TRAVERSE CITY — If you ask Rebecca Reynolds to name the three biggest challenges of filming “Girl on the Train,” she answers in three words.
“Train, pain, rain,” said the co-founder of the Leland-based independent 8180 Films production company that shot the low-budget movie in less than three weeks in April 2012. The sets included a New York train, rented office space, a rented and closed Catholic school and other places around the city.
The train, a big prop, turned out to be a time-consuming problem, Reynolds said. First, the police bomb dog required by the city to sniff through the train was caught up in police roll call meeting at the designated 6 a.m. pickup time. Add malfunctioning train doors plus lost time waiting for a new train, and the original optimistic 14-day filming schedule for the movie turned into 17 days.

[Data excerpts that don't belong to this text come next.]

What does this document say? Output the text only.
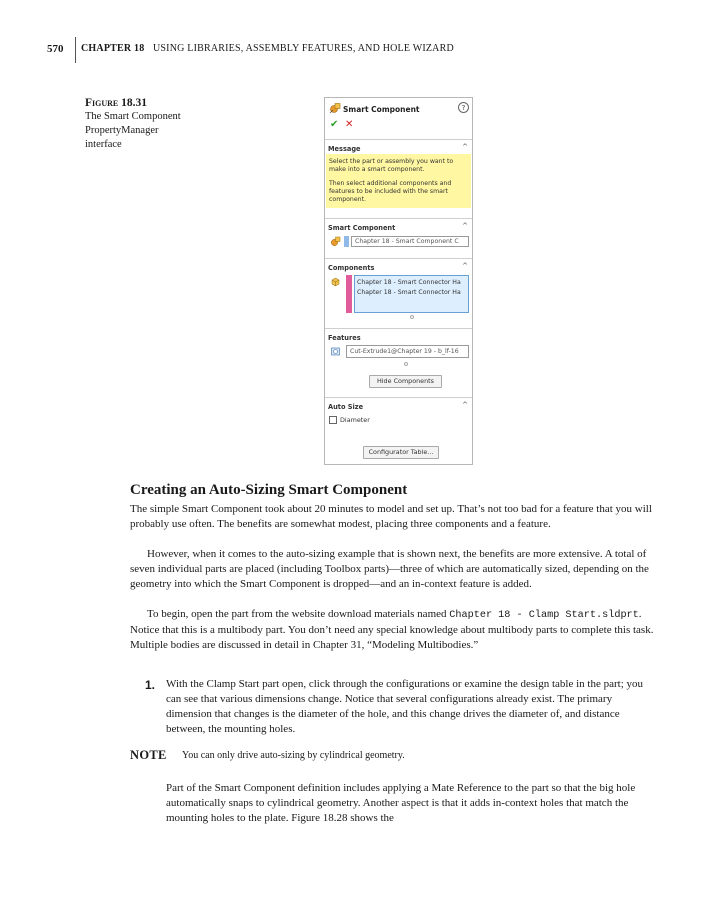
570 CHAPTER 18 USING LIBRARIES, ASSEMBLY FEATURES, AND HOLE WIZARD
Figure 18.31
The Smart Component
PropertyManager
interface
Smart Component	?
✔ ✕
Message	^

Select the part or assembly you want to make into a smart component.

Then select additional components and features to be included with the smart component.

Smart Component	^
Chapter 18 - Smart Component C
Components	^
Chapter 18 - Smart Connector Ha
Chapter 18 - Smart Connector Ha
Features
Cut-Extrude1@Chapter 19 - b_lf-16
Hide Components
Auto Size	^
Diameter
Configurator Table...
Creating an Auto-Sizing Smart Component

The simple Smart Component took about 20 minutes to model and set up. That’s not too bad for a feature that you will probably use often. The benefits are somewhat modest, placing three components and a feature.

However, when it comes to the auto-sizing example that is shown next, the benefits are more extensive. A total of seven individual parts are placed (including Toolbox parts)—three of which are automatically sized, depending on the geometry into which the Smart Component is dropped—and an in-context feature is added.

To begin, open the part from the website download materials named Chapter 18 - Clamp Start.sldprt. Notice that this is a multibody part. You don’t need any special knowledge about multibody parts to complete this task. Multiple bodies are discussed in detail in Chapter 31, “Modeling Multibodies.”

1. With the Clamp Start part open, click through the configurations or examine the design table in the part; you can see that various dimensions change. Notice that several configurations already exist. The primary dimension that changes is the diameter of the hole, and this change drives the diameter of, and distance between, the mounting holes.

NOTE You can only drive auto-sizing by cylindrical geometry.

Part of the Smart Component definition includes applying a Mate Reference to the part so that the big hole automatically snaps to cylindrical geometry. Another aspect is that it adds in-context holes that match the mounting holes to the plate. Figure 18.28 shows the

“At one time I did ask writer/director Larry Brand why he couldn’t have written a script called ‘Girl in A Cab,’ “ Reynolds said. “You can go on any train in New York with a camera, but if you want to control what happens on it, you have to rent your own.”

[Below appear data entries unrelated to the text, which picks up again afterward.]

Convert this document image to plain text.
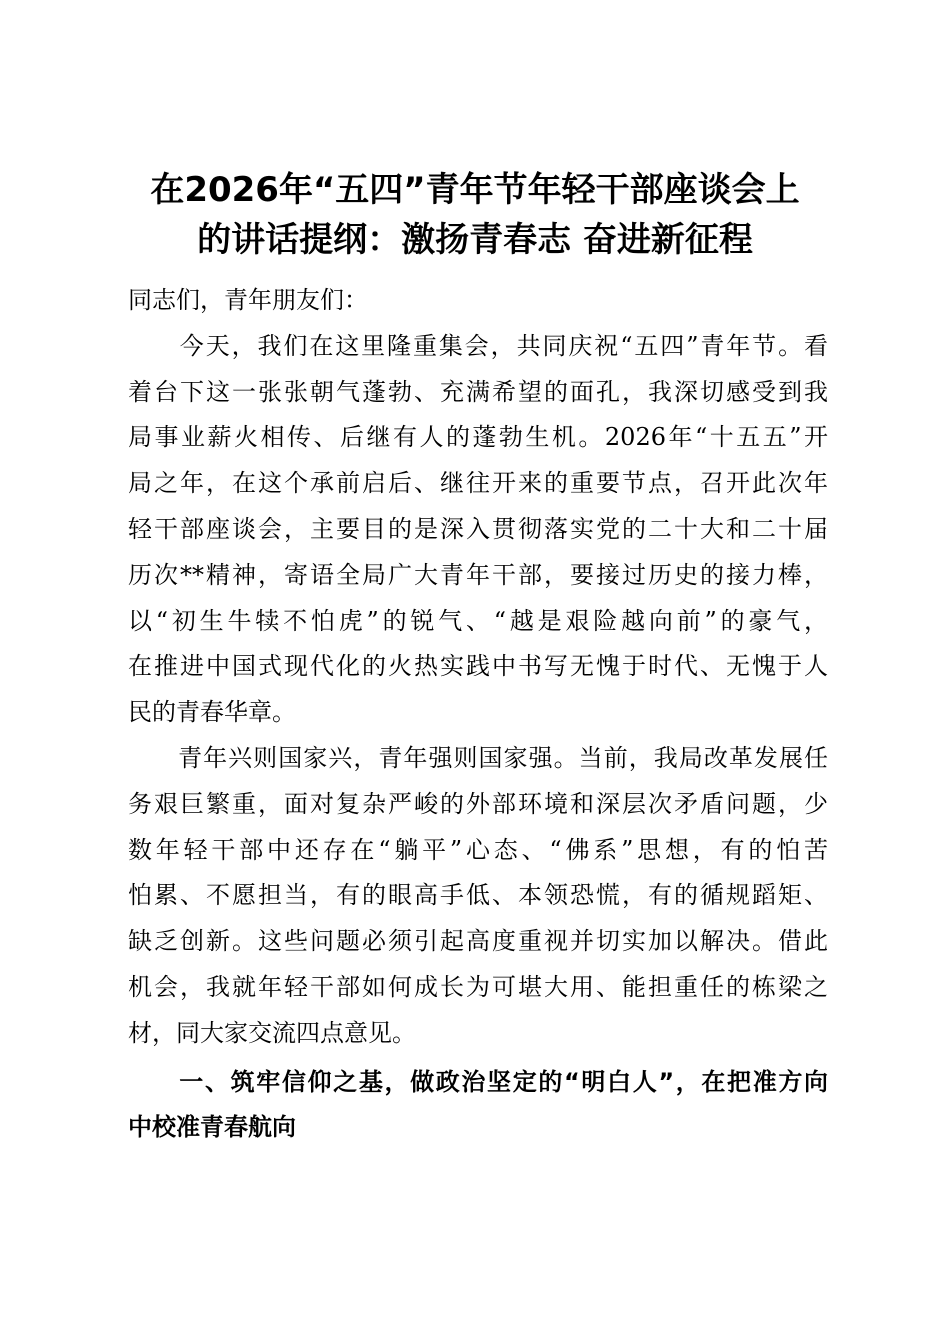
在2026年“五四”青年节年轻干部座谈会上
的讲话提纲：激扬青春志 奋进新征程
同志们，青年朋友们：
　　今天，我们在这里隆重集会，共同庆祝“五四”青年节。看
着台下这一张张朝气蓬勃、充满希望的面孔，我深切感受到我
局事业薪火相传、后继有人的蓬勃生机。2026年“十五五”开
局之年，在这个承前启后、继往开来的重要节点，召开此次年
轻干部座谈会，主要目的是深入贯彻落实党的二十大和二十届
历次**精神，寄语全局广大青年干部，要接过历史的接力棒，
以“初生牛犊不怕虎”的锐气、“越是艰险越向前”的豪气，
在推进中国式现代化的火热实践中书写无愧于时代、无愧于人
民的青春华章。
　　青年兴则国家兴，青年强则国家强。当前，我局改革发展任
务艰巨繁重，面对复杂严峻的外部环境和深层次矛盾问题，少
数年轻干部中还存在“躺平”心态、“佛系”思想，有的怕苦
怕累、不愿担当，有的眼高手低、本领恐慌，有的循规蹈矩、
缺乏创新。这些问题必须引起高度重视并切实加以解决。借此
机会，我就年轻干部如何成长为可堪大用、能担重任的栋梁之
材，同大家交流四点意见。
　　一、筑牢信仰之基，做政治坚定的“明白人”，在把准方向
中校准青春航向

On the positive side, New York is filmmaker-friendly and gave the 8180 actors, director and film crew an extra half-day because of the problems, she said.

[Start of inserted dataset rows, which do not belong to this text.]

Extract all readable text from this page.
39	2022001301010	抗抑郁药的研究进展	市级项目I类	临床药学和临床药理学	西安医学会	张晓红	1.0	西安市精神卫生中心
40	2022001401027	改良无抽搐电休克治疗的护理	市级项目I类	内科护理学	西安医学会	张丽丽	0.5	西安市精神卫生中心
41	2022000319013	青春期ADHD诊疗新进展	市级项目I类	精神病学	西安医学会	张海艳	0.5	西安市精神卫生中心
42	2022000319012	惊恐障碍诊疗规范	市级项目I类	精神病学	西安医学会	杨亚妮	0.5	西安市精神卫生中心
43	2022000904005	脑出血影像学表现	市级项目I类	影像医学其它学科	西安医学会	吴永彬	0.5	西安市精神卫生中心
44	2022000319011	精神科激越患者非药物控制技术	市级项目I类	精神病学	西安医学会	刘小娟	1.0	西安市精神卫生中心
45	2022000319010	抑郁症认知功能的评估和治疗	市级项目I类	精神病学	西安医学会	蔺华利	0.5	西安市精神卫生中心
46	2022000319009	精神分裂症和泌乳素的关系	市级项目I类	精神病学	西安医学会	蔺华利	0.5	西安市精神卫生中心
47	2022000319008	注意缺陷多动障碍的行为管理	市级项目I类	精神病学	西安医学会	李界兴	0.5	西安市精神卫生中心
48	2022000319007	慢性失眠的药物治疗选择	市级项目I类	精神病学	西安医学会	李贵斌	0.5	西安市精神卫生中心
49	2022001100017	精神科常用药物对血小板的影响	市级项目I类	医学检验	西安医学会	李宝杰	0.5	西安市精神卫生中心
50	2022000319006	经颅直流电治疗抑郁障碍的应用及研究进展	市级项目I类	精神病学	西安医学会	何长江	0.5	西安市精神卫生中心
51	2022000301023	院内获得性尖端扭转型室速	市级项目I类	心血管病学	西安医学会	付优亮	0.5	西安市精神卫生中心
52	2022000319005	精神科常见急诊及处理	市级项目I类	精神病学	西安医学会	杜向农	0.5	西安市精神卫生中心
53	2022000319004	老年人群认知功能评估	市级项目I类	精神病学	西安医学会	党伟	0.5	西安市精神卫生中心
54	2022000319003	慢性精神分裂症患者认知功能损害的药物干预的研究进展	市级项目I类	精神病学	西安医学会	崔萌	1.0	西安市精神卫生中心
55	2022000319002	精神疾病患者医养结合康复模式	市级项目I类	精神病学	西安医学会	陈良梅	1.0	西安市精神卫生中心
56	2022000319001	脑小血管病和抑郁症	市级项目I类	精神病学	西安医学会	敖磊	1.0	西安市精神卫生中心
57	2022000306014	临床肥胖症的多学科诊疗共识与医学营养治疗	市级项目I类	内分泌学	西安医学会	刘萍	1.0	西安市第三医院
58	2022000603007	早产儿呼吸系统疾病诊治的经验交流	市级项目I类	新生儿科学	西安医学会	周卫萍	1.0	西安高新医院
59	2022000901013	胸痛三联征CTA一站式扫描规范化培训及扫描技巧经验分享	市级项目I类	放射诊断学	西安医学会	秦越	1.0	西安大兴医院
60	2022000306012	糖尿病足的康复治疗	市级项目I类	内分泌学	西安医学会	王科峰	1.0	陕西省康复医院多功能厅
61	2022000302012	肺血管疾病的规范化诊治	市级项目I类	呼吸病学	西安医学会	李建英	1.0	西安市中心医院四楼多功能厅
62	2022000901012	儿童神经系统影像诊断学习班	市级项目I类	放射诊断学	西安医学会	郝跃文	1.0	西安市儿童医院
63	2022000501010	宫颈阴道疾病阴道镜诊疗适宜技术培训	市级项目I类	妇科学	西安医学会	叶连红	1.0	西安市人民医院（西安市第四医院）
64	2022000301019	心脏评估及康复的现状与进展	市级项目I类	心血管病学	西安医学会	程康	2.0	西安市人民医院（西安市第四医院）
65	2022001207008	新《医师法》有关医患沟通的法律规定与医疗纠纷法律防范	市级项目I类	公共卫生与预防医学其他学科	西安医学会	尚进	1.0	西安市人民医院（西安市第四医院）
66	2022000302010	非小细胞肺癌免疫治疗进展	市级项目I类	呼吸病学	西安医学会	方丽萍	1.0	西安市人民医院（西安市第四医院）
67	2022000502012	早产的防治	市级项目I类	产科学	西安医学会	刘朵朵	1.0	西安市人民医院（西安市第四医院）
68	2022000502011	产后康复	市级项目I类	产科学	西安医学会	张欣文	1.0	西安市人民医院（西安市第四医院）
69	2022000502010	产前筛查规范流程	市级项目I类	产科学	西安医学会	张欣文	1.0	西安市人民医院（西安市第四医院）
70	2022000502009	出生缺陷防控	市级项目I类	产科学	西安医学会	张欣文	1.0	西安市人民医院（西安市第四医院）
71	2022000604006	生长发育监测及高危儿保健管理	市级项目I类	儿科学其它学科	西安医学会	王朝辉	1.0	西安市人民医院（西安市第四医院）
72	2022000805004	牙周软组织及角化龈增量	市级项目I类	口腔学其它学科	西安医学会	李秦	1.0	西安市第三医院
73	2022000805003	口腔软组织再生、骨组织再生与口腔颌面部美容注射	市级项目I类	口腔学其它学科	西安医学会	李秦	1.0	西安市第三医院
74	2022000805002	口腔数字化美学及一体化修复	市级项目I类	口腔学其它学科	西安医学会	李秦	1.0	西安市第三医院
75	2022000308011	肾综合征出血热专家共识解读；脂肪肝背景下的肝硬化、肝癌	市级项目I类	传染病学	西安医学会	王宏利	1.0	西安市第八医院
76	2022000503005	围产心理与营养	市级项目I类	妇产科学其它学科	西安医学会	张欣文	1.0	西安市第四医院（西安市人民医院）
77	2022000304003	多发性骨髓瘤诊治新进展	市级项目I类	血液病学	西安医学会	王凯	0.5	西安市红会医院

The pain? Trying to coordinate actors’ schedules and tight scheduling in a city plagued with traffic jams that can be neither predicted nor timed.
The rain spattered nature’s canvas and clouded out a sunset after the film crew got permission to film it from the top of a tall building.
But neither Reynolds, nor other 8180 Films principals — husband Jim Carpenter, her long-time writing partner Larry Brand, and executive producer Ross Satterwhite — are complaining. They’re busy.